THE MAYOR'S REPORT: Coffee with a cop, education, Sept. 11 and flag disposal

Ben Thomas Jr., Greencastle mayor

So the porch sittin’ is on hold this Sunday afternoon. Why? The Little League World Series championship game is on! Michigan and Ohio are playing. Do you know who I’m rooting for? All of them. Could you imagine being an 11- or 12-year-old playing in Williamsport, PA? So, so exciting.

Shown at Coffee with a Cop on Aug. 27 are, clockwise from front left, Greencastle Mayor Ben Thomas Jr., Robbin Beeler, Duane Schroyer, John Leck and Greencastle Police Chief John Phillippy.

Thanks to everyone from G-A who attended Coffee with a Cop Friday morning at Sunnyway Diner. We covered a lot of topics in over two hours. We’ll do it again in the future as I forgot to explain what the term “COP” stands for. Retired New Jersey State Trooper John Leck joined us. He spent 32 years on the job, is a Vietnam veteran and resides in G-A. Chief John Phillippy and I are grateful to Audrey Clopper of Sunnyway Diner for providing the space.

Congratulations to the G-A Education Foundation Board of Directors and sponsors for the wonderful dedication and ribbon-cutting of the beautiful new multi-use building that serves as the gateway to Kaley Field last Wednesday. This gateway building will serve the school district for a variety of events along with the G-A community for lots of  activities including many just 11 months from now for Old Home Week.

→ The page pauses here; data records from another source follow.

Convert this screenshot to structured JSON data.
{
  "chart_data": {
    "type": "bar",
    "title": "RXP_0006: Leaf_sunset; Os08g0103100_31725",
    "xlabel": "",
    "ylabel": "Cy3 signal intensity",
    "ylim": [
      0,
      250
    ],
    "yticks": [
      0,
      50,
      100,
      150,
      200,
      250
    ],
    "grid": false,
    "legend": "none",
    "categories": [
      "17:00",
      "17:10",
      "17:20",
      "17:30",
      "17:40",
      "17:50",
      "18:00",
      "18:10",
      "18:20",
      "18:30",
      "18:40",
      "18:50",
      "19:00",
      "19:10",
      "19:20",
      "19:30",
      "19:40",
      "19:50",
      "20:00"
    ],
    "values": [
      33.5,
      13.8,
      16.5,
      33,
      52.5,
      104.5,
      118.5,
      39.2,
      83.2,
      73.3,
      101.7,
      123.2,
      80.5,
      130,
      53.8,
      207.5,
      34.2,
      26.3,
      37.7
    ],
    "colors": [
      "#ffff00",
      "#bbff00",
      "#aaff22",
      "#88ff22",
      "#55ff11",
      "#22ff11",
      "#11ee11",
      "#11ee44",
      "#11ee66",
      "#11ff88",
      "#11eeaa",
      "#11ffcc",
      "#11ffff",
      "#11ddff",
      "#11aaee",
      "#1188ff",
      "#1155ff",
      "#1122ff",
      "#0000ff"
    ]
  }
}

There’s been a lot in the news over the past year and a half regarding our students’ education — from online learning to masks. Some reading this article may have attended one- or two-room schools that dotted G-A until “new” elementary schools were built in Shady Grove and South Antrim, opened in 1955, closing the one- and two-room learning institutions. Retired GASD Superintendent William P. Conrad authored “A Return to Antrim’s Schools” (circa late 1970s ). The book is full of photos of these schools as submitted by citizens. Dad photographed many more for Mr. Conrad that appear at the end of the book.

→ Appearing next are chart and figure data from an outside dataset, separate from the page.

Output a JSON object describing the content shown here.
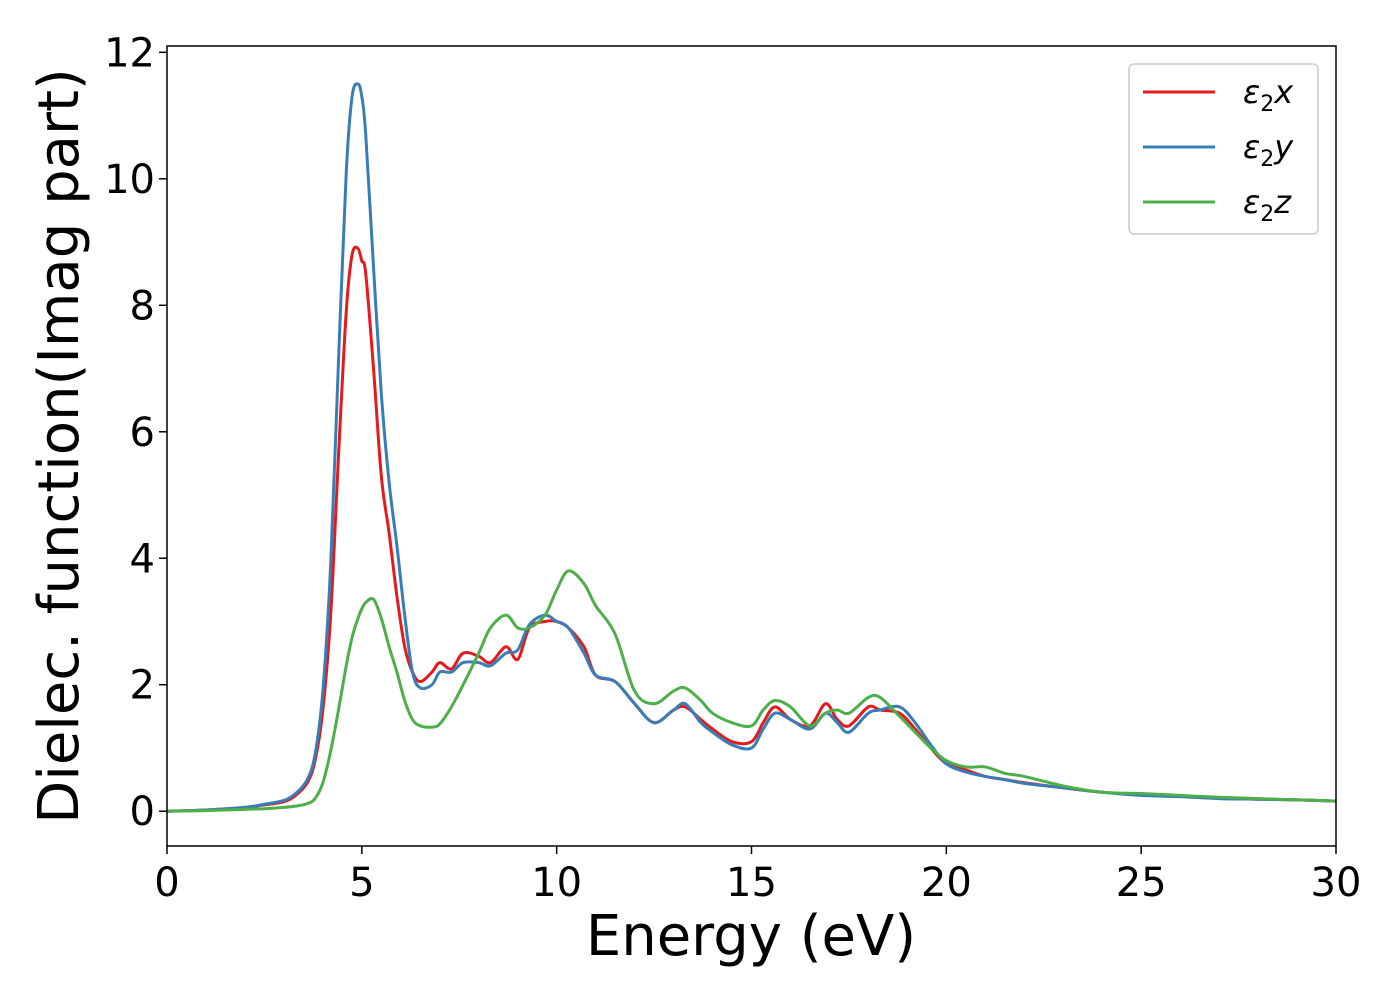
{
  "chart_data": {
    "type": "line",
    "title": "",
    "xlabel": "Energy (eV)",
    "ylabel": "Dielec. function(Imag part)",
    "xlim": [
      0,
      30
    ],
    "ylim": [
      -0.55,
      12.1
    ],
    "xticks": [
      0,
      5,
      10,
      15,
      20,
      25,
      30
    ],
    "yticks": [
      0,
      2,
      4,
      6,
      8,
      10,
      12
    ],
    "grid": false,
    "legend_position": "top-right",
    "series": [
      {
        "name": "ε2x",
        "legend_base": "ε",
        "legend_sub": "2",
        "legend_suffix": "x",
        "color": "#e41a1c",
        "x": [
          0,
          1,
          2,
          2.5,
          3,
          3.3,
          3.6,
          3.8,
          4.0,
          4.2,
          4.4,
          4.6,
          4.75,
          4.9,
          5.0,
          5.1,
          5.3,
          5.5,
          5.7,
          5.9,
          6.1,
          6.3,
          6.5,
          6.8,
          7.0,
          7.3,
          7.6,
          8.0,
          8.3,
          8.7,
          9.0,
          9.3,
          9.7,
          10.0,
          10.3,
          10.7,
          11.0,
          11.5,
          12.0,
          12.5,
          13.0,
          13.3,
          13.7,
          14.0,
          14.5,
          15.0,
          15.3,
          15.6,
          16.0,
          16.5,
          16.9,
          17.2,
          17.5,
          18.0,
          18.3,
          18.8,
          19.2,
          19.6,
          20.0,
          20.5,
          21.0,
          21.5,
          22.0,
          23.0,
          24.0,
          25.0,
          26.0,
          27.0,
          28.0,
          29.0,
          30.0
        ],
        "y": [
          0,
          0.02,
          0.06,
          0.1,
          0.15,
          0.25,
          0.45,
          0.8,
          1.6,
          3.1,
          5.6,
          7.9,
          8.8,
          8.9,
          8.7,
          8.5,
          7.0,
          5.3,
          4.4,
          3.4,
          2.6,
          2.2,
          2.05,
          2.2,
          2.35,
          2.25,
          2.5,
          2.45,
          2.35,
          2.6,
          2.4,
          2.9,
          3.0,
          3.0,
          2.9,
          2.6,
          2.15,
          2.05,
          1.7,
          1.4,
          1.6,
          1.65,
          1.45,
          1.3,
          1.1,
          1.1,
          1.4,
          1.65,
          1.45,
          1.35,
          1.7,
          1.45,
          1.35,
          1.65,
          1.6,
          1.55,
          1.3,
          1.0,
          0.75,
          0.65,
          0.55,
          0.5,
          0.45,
          0.37,
          0.3,
          0.26,
          0.24,
          0.21,
          0.19,
          0.18,
          0.16
        ]
      },
      {
        "name": "ε2y",
        "legend_base": "ε",
        "legend_sub": "2",
        "legend_suffix": "y",
        "color": "#377eb8",
        "x": [
          0,
          1,
          2,
          2.5,
          3,
          3.3,
          3.6,
          3.8,
          4.0,
          4.2,
          4.4,
          4.6,
          4.75,
          4.9,
          5.0,
          5.1,
          5.3,
          5.5,
          5.7,
          5.9,
          6.1,
          6.3,
          6.5,
          6.8,
          7.0,
          7.3,
          7.6,
          8.0,
          8.3,
          8.7,
          9.0,
          9.3,
          9.7,
          10.0,
          10.3,
          10.7,
          11.0,
          11.5,
          12.0,
          12.5,
          13.0,
          13.3,
          13.7,
          14.0,
          14.5,
          15.0,
          15.3,
          15.6,
          16.0,
          16.5,
          16.9,
          17.2,
          17.5,
          18.0,
          18.3,
          18.8,
          19.2,
          19.6,
          20.0,
          20.5,
          21.0,
          21.5,
          22.0,
          23.0,
          24.0,
          25.0,
          26.0,
          27.0,
          28.0,
          29.0,
          30.0
        ],
        "y": [
          0,
          0.02,
          0.06,
          0.11,
          0.17,
          0.28,
          0.5,
          0.9,
          1.9,
          3.9,
          7.1,
          10.1,
          11.3,
          11.5,
          11.3,
          10.7,
          8.6,
          6.6,
          5.2,
          4.2,
          3.1,
          2.2,
          1.95,
          2.0,
          2.2,
          2.2,
          2.35,
          2.35,
          2.3,
          2.5,
          2.55,
          2.95,
          3.1,
          3.0,
          2.9,
          2.5,
          2.15,
          2.05,
          1.7,
          1.4,
          1.6,
          1.7,
          1.4,
          1.25,
          1.05,
          1.0,
          1.3,
          1.55,
          1.45,
          1.3,
          1.55,
          1.4,
          1.25,
          1.55,
          1.6,
          1.65,
          1.4,
          1.05,
          0.75,
          0.62,
          0.55,
          0.5,
          0.44,
          0.37,
          0.3,
          0.25,
          0.23,
          0.2,
          0.19,
          0.18,
          0.16
        ]
      },
      {
        "name": "ε2z",
        "legend_base": "ε",
        "legend_sub": "2",
        "legend_suffix": "z",
        "color": "#4daf4a",
        "x": [
          0,
          1,
          2,
          2.5,
          3,
          3.3,
          3.6,
          3.8,
          4.0,
          4.2,
          4.4,
          4.6,
          4.75,
          4.9,
          5.0,
          5.1,
          5.3,
          5.5,
          5.7,
          5.9,
          6.1,
          6.3,
          6.5,
          6.8,
          7.0,
          7.3,
          7.6,
          8.0,
          8.3,
          8.7,
          9.0,
          9.3,
          9.7,
          10.0,
          10.3,
          10.7,
          11.0,
          11.5,
          12.0,
          12.5,
          13.0,
          13.3,
          13.7,
          14.0,
          14.5,
          15.0,
          15.3,
          15.6,
          16.0,
          16.5,
          16.9,
          17.2,
          17.5,
          18.0,
          18.3,
          18.8,
          19.2,
          19.6,
          20.0,
          20.5,
          21.0,
          21.5,
          22.0,
          23.0,
          24.0,
          25.0,
          26.0,
          27.0,
          28.0,
          29.0,
          30.0
        ],
        "y": [
          0,
          0.01,
          0.03,
          0.04,
          0.06,
          0.08,
          0.12,
          0.2,
          0.45,
          0.95,
          1.6,
          2.3,
          2.75,
          3.05,
          3.2,
          3.3,
          3.35,
          3.05,
          2.6,
          2.2,
          1.75,
          1.45,
          1.35,
          1.33,
          1.38,
          1.65,
          2.0,
          2.5,
          2.9,
          3.1,
          2.9,
          2.9,
          3.1,
          3.5,
          3.8,
          3.6,
          3.25,
          2.8,
          1.9,
          1.7,
          1.9,
          1.95,
          1.75,
          1.55,
          1.4,
          1.35,
          1.6,
          1.75,
          1.65,
          1.35,
          1.55,
          1.6,
          1.55,
          1.8,
          1.8,
          1.5,
          1.25,
          1.0,
          0.8,
          0.7,
          0.7,
          0.6,
          0.55,
          0.4,
          0.3,
          0.28,
          0.25,
          0.22,
          0.2,
          0.18,
          0.16
        ]
      }
    ]
  }
}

By 1900 there were 28 schools in Antrim Township, with all sorts of names like California, Paradise, Pleasant Retreat and Toad Eye. They were heated with coal-burning stoves. Like today, the schools were used by the local communities. Two outhouses at each school were used as necessaries. Learning and reciting poetry was very important. Students shared their home-prepared meals at lunch time with each other. You had two school districts being Antrim and Greencastle. By 1905 Antrim students were permitted to attend Greencastle High School in the first block of South Washington Street. The town’s population was 1,500 with 4,500 township residents.

It is true today as it was in 1900 — a quality education is an investment for the G-A community for our future successes. Knowledge gained will help every graduating senior with their chosen future education, occupations and life skills.

Twenty years ago: Greencastle remembers 9/11 attacks

Photo gallery: 9/11 20th anniversary exhibit on display at Allison-Antrim Museum in Greencastle

I hope you can participate in our Sept. 11 events. Our 9/11 remembrance walk that will begin at 8:30 a.m. from Eastern Avenue along the Baltimore Street sidewalks to Center Square; then to the veterans’ monument and memorial at 60 N. Washington St., where a brief remembrance ceremony will be held. Members of the Rescue Hose Co. will carry a rivet from the World Trade Center during the procession. You can walk with us or park along East Baltimore Street or Center Square to view the walkers. A retired New York City Seagrave fire engine will be stationed at the North Washington Street memorial.

I encourage you to fly the American Flag that weekend. Flags are sold at our local hardware stores so you may “shop local.” If you have an American flag that needs to be properly retired the Frank L. Carbaugh American Legion Post 373 and Boy Scout Troop 13 have a special container along South Carlisle Street where flags may be deposited. Grandson Grant Everetts and I replaced our front porch flag this past Friday. Three-year-old-Grant (fourth birthday is Sept. 4) then placed it in the red, white, and blue container for a future flag retirement ceremony by the Scouts.

Grant Everetts places a retired American flag in the box on South Carlisle Street provided by Frank L. Carbaugh American Legion Post 373 and Boy Scout Troop 13.

D&S Bluegrass Band will follow VFW and American Legion Presentations of the Colors with  patriotic bluegrass concerts at the Jerome R. King Bandshell at 2 p.m. and 6 p.m. Sept. 11. Bring your lawn chairs.

So, have you ever observed the Greencastle map of 1868? What a small, thriving community. How big do you think Greencastle was back then? Stay tuned for my upcoming writing. 

I would be remiss if I didn’t write about the 13 service members, men and women, who paid the ultimate sacrifice last week while serving as peacekeepers in Kabul, Afghanistan. Please remember their families, friends and their fellow service men and women. Their efforts have kept this great nation safe for 20 years. Enough said. We are blessed!